History also makes clear that this argument is completely unfounded. Every census in U.S. history has asked for more information than a simple count. In fact, the most private question on this year’s form asks for an individual’s race and that question has been asked by every census since the 1790 census conducted under then-President George Washington. To suggest that this question or others like it make this year’s census unconstitutional is absurd.

I suspect that the motivations back then may have been a little different than those in recent Censuses, but the point is well taken.  As McHenry says, conservatives tend to argue for a strict-constructionist reading of the Constitution.  The Census is one of the few federal exercises that actually has a basis in the Constitution these days, and the language appears to give Congress very wide latitude in conducting it:

The actual Enumeration shall be made within three Years after the first Meeting of the Congress of the United States, and within every subsequent Term of ten Years, in such Manner as they shall by Law direct. (Article I, Section 2, Clause 3)

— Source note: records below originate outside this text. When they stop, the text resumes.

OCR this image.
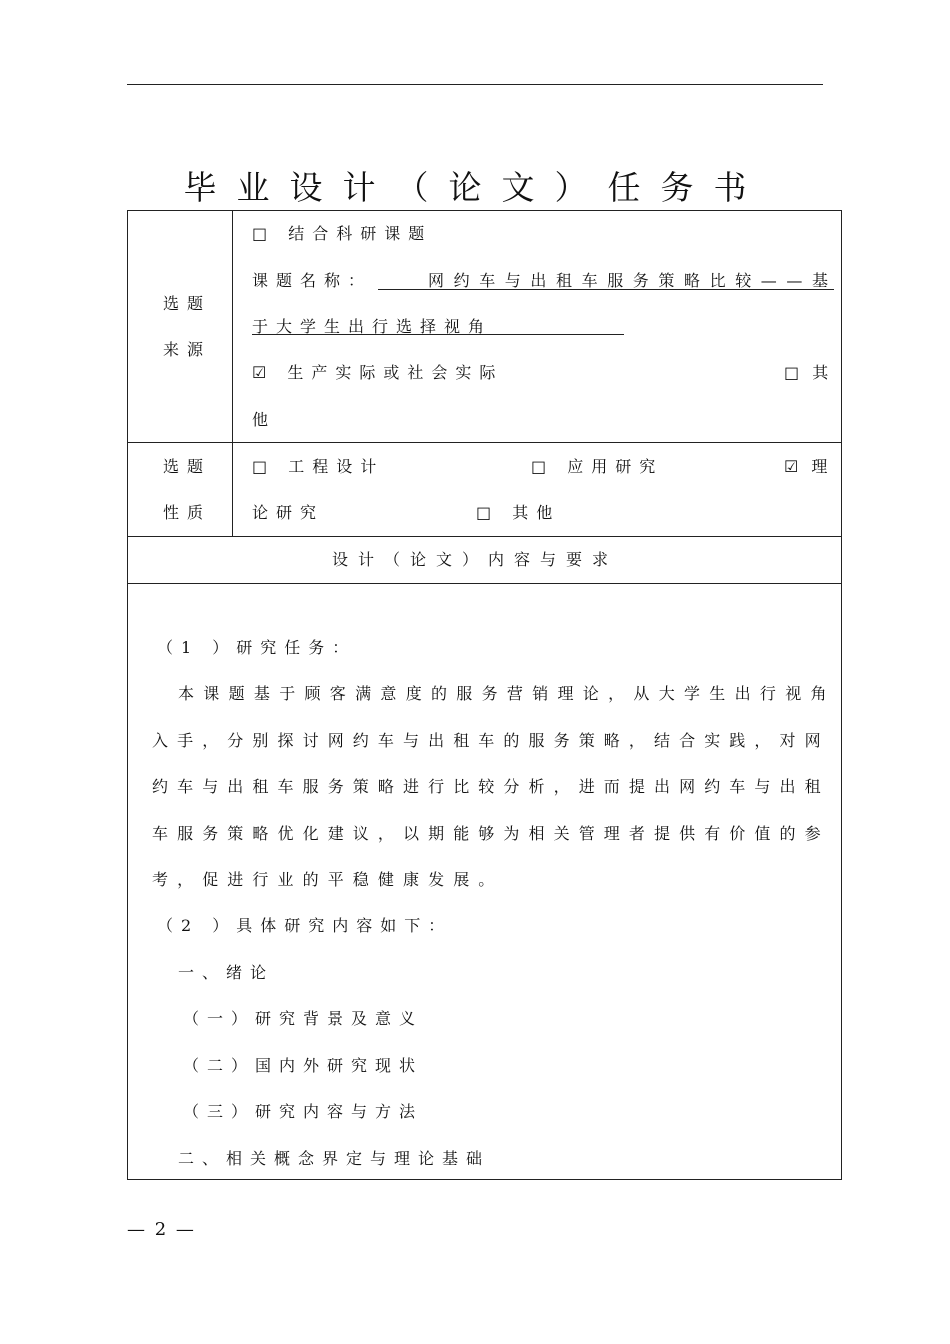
毕业设计（论文）任务书
选题
来源
□ 结合科研课题
课题名称：	网约车与出租车服务策略比较——基
于大学生出行选择视角
☑ 生产实际或社会实际	□ 其
他
选题
性质
□ 工程设计	□ 应用研究	☑ 理
论研究	□ 其他
设计（论文）内容与要求
（1 ）研究任务：
本课题基于顾客满意度的服务营销理论，从大学生出行视角
入手，分别探讨网约车与出租车的服务策略，结合实践，对网
约车与出租车服务策略进行比较分析，进而提出网约车与出租
车服务策略优化建议，以期能够为相关管理者提供有价值的参
考，促进行业的平稳健康发展。
（2 ）具体研究内容如下：
一、绪论
（一）研究背景及意义
（二）国内外研究现状
（三）研究内容与方法
二、相关概念界定与理论基础
— 2 —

I’m always a little suspicious of questionnaires on ethnicity, but the Census has a Constitutional mandate — and it has far-reaching consequences.  People in states where conservatives outstrip liberals could be committing political suicide if a boycott effort results in shortchanging those states in Congressional representation to the benefit of states like California, New York, Washington, and Massachusetts.  It seems better to ensure that an accurate count gets taken by a concerted effort to count conservatives than the results a boycott or a “slowcott” would produce.